Recensé : Borne Dominique, Falaize Benoit (dir.), Religions et colonisation. Afrique, Asie, Océanie, Amériques. XVIeXXe siècle, Paris, Les Éditions de l’Atelier, IESR, INRP, 2009, 328 p.

Religions et colonisation est un ouvrage de synthèse historique sur la place et le rôle des religions dans le processus colonial, dans lequel vingt-cinq chercheur(e)s rendent compte des avancées importantes accomplies en ce domaine ces quatre dernières décennies. L’objectif étant de lier la recherche à la pratique de l’enseignement, l’effort de synthèse se double ici d’une réflexion sur la place occupée par ce thème dans les programmes scolaires français et sur la manière dont il est abordé. Comme les titre et sous-titre l’indiquent, les auteurs se situent dans une perspective large. Des premiers empires (XVIeXVIIIe) à l’impérialisme (XIXeXXe), jusqu’aux décolonisations, l’ensemble des territoires passés sous domination européenne est pris en compte. Comme le laisse deviner le terme « religions » au pluriel, le répertoire considéré s’étend des religions des puissances coloniales – catholicisme et protestantisme –, à celles des sociétés colonisées – islam, bouddhisme, religions locales africaines, amérindiennes etc. Par ailleurs, à la vision traditionnelle univoque qui situe presque exclusivement le rôle de la religion au sein de l’élan colonisateur dans une perspective européenne, les auteurs ont privilégié la multiplicité des approches, afin de rendre compte de la complexité des rapports entre religions et colonisation. À travers vingt-deux articles qui favorisent tantôt un angle large ou comparatif, tantôt l’étude au plus près de cas particuliers, le lecteur est agréablement invité à des changements d’échelles et se voit plongé tant au sein de l’histoire de l’Europe coloniale que de celle des sociétés colonisées.

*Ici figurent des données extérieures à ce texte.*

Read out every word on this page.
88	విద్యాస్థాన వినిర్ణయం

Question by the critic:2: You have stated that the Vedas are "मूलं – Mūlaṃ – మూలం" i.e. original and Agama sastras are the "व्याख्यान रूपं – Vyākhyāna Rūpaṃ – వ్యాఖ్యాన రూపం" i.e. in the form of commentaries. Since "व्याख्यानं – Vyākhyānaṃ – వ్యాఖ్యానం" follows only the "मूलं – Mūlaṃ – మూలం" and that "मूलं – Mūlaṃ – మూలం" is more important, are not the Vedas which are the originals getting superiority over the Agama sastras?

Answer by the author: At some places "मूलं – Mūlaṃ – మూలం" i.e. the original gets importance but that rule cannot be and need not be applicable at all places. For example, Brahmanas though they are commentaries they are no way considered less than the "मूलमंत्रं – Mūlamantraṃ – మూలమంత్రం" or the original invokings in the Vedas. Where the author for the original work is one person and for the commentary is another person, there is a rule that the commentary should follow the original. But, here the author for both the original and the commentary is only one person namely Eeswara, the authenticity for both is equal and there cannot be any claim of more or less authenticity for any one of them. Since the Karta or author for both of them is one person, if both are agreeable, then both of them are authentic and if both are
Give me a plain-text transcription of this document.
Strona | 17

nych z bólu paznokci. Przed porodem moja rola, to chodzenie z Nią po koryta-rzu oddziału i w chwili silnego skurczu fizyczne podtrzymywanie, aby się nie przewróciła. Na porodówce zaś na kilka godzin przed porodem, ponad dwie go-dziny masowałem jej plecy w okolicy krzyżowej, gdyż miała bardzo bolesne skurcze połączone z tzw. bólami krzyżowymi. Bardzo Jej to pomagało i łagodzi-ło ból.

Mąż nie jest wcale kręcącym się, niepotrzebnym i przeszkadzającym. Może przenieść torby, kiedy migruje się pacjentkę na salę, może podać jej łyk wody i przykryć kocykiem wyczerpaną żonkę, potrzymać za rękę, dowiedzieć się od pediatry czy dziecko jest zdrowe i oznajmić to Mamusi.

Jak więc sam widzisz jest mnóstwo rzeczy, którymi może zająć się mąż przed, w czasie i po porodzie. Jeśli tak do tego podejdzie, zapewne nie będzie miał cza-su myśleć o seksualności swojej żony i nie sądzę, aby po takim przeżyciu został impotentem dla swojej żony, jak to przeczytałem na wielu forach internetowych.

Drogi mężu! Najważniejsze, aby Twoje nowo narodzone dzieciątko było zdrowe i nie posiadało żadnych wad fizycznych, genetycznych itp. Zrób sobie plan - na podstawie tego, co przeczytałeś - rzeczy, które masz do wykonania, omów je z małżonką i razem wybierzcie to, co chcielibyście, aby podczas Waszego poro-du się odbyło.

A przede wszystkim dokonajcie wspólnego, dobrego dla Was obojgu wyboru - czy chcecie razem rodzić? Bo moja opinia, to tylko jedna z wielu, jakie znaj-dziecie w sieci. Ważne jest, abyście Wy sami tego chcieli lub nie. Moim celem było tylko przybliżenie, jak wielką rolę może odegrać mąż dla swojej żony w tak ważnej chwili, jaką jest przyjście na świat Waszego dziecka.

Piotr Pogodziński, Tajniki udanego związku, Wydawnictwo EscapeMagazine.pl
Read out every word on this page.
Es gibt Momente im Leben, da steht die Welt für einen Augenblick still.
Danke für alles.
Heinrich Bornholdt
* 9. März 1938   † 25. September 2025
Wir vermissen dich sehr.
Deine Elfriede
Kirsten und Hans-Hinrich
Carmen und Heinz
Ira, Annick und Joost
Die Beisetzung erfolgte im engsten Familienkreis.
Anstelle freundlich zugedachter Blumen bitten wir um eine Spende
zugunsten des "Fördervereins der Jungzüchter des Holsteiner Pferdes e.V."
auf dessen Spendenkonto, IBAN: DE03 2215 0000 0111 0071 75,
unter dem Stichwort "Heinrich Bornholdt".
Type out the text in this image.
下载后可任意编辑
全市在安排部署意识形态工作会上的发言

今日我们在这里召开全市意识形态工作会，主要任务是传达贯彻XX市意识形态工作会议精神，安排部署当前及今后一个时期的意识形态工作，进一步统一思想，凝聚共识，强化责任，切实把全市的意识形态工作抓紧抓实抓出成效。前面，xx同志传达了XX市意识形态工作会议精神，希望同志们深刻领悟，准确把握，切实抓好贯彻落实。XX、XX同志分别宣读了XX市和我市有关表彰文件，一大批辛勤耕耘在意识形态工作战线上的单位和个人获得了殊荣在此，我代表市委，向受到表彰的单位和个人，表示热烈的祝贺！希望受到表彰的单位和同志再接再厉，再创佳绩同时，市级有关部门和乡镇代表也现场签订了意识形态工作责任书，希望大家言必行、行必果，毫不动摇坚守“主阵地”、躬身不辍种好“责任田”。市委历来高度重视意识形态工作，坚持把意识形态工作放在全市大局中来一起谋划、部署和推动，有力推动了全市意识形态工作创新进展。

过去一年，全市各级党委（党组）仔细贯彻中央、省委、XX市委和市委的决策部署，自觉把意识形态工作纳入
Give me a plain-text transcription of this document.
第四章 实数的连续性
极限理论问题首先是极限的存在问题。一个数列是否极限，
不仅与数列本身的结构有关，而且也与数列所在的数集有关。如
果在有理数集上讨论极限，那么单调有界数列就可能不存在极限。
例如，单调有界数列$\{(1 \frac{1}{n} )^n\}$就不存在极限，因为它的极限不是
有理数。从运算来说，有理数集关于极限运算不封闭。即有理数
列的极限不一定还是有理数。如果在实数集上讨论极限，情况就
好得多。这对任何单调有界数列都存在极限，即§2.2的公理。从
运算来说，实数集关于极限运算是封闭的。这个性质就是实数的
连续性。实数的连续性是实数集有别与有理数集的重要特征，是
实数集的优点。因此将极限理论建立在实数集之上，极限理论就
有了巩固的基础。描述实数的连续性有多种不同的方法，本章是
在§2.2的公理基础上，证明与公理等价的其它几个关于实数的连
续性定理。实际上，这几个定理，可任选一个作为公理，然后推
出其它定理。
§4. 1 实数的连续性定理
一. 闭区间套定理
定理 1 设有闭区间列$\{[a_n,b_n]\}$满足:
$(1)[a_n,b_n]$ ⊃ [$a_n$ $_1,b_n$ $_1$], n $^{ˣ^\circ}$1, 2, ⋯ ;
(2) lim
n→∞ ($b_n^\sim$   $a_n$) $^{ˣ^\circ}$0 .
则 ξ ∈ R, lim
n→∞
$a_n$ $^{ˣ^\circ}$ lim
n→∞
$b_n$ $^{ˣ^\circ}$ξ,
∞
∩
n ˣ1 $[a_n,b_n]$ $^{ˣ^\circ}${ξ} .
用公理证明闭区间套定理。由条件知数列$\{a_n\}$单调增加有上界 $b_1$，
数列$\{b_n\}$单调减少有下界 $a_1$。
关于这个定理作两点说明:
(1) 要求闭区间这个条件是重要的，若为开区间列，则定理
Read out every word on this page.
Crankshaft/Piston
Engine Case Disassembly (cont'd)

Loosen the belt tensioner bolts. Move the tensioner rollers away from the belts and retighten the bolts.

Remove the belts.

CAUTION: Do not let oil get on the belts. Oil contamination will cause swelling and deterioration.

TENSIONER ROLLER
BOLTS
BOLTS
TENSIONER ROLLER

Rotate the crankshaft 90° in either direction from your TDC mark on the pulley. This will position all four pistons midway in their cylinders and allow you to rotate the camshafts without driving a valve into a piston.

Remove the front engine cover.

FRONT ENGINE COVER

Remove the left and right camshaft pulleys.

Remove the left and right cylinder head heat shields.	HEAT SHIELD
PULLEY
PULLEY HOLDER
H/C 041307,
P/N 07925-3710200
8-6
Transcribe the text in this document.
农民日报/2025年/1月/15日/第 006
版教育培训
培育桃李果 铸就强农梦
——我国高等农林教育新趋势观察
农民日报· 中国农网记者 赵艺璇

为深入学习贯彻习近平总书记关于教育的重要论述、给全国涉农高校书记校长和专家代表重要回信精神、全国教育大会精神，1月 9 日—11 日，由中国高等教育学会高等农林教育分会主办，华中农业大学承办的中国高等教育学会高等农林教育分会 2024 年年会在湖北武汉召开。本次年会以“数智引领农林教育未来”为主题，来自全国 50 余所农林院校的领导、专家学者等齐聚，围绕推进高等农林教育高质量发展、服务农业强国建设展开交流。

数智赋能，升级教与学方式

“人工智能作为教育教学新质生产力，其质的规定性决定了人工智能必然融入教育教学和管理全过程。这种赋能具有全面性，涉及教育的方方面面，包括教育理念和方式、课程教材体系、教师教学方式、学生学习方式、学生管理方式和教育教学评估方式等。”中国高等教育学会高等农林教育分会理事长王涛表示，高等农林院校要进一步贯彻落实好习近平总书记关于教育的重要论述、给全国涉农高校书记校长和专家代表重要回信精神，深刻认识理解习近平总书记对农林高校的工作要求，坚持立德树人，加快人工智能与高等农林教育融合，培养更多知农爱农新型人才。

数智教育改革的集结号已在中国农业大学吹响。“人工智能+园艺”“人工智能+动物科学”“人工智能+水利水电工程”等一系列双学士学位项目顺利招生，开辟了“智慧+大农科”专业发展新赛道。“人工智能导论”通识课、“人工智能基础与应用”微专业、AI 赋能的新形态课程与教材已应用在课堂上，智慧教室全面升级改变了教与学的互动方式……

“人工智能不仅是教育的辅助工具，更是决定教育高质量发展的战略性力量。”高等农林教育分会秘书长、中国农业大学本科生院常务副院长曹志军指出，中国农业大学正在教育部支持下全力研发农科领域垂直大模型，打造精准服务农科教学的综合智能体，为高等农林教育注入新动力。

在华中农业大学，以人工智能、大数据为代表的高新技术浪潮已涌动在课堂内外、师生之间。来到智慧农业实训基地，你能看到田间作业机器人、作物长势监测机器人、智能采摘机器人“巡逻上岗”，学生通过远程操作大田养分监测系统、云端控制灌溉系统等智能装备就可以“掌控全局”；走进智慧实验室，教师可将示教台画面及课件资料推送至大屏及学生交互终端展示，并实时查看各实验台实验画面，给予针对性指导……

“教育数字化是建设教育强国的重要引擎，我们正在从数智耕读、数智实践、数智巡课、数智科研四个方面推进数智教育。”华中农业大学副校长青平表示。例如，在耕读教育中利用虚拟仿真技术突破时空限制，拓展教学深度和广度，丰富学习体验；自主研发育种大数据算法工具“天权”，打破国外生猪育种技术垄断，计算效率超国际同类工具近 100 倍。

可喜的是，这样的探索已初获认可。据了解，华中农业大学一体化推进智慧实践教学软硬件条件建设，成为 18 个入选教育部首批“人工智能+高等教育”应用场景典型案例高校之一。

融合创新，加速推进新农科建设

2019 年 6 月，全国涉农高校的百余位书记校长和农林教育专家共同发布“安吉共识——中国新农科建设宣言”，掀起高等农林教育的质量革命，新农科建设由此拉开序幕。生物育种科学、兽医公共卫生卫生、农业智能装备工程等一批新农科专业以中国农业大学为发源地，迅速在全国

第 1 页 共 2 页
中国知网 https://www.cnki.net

Les rapports ambigus des missions et de l’État colonial

Si elles semblent à première vue constituer les deux volets d’une même domination, il convient de distinguer missions et colonisation, et ne pas présumer une imbrication parfaite entre l’Église, les ordres missionnaires et le pouvoir politique. Si l’État colonial peut apparaître comme le protecteur naturel de la mission, plusieurs contributions démontrent au contraire qu’en situation coloniale, des convergences et divergences d’intérêts diverses selon les temps et les lieux ont donné naissance à des relations complexes, faites de collaborations, d’accommodements et de conflits. L’ambigüité de ces rapports traverse toute la longue période coloniale.

Une chronologie d’ensemble peut toutefois être dégagée. Lors de l’expansion conquérante des monarchies ibériques en Amérique à l’époque moderne, les deux mouvements de colonisation et de mission sont allés de pair et ont été inséparables. L’institution religieuse et le pouvoir étaient alors intimement liés, la religion a servi de « cadre conceptuel » et l’Église a participé activement à la domination coloniale (Charlotte de Castelnau-L’estoile). En 1622, l’Église a cependant décidé d’affirmer son indépendance vis-à-vis des pouvoirs politiques en créant la Propaganda Fide, ministère chargé de promouvoir les missions. Cela étant, tout au long de l’histoire coloniale, ce n’est pas la règle mais les réalités du terrain et le pragmatisme qui ont déterminés les relations entre les pouvoirs spirituels et politiques.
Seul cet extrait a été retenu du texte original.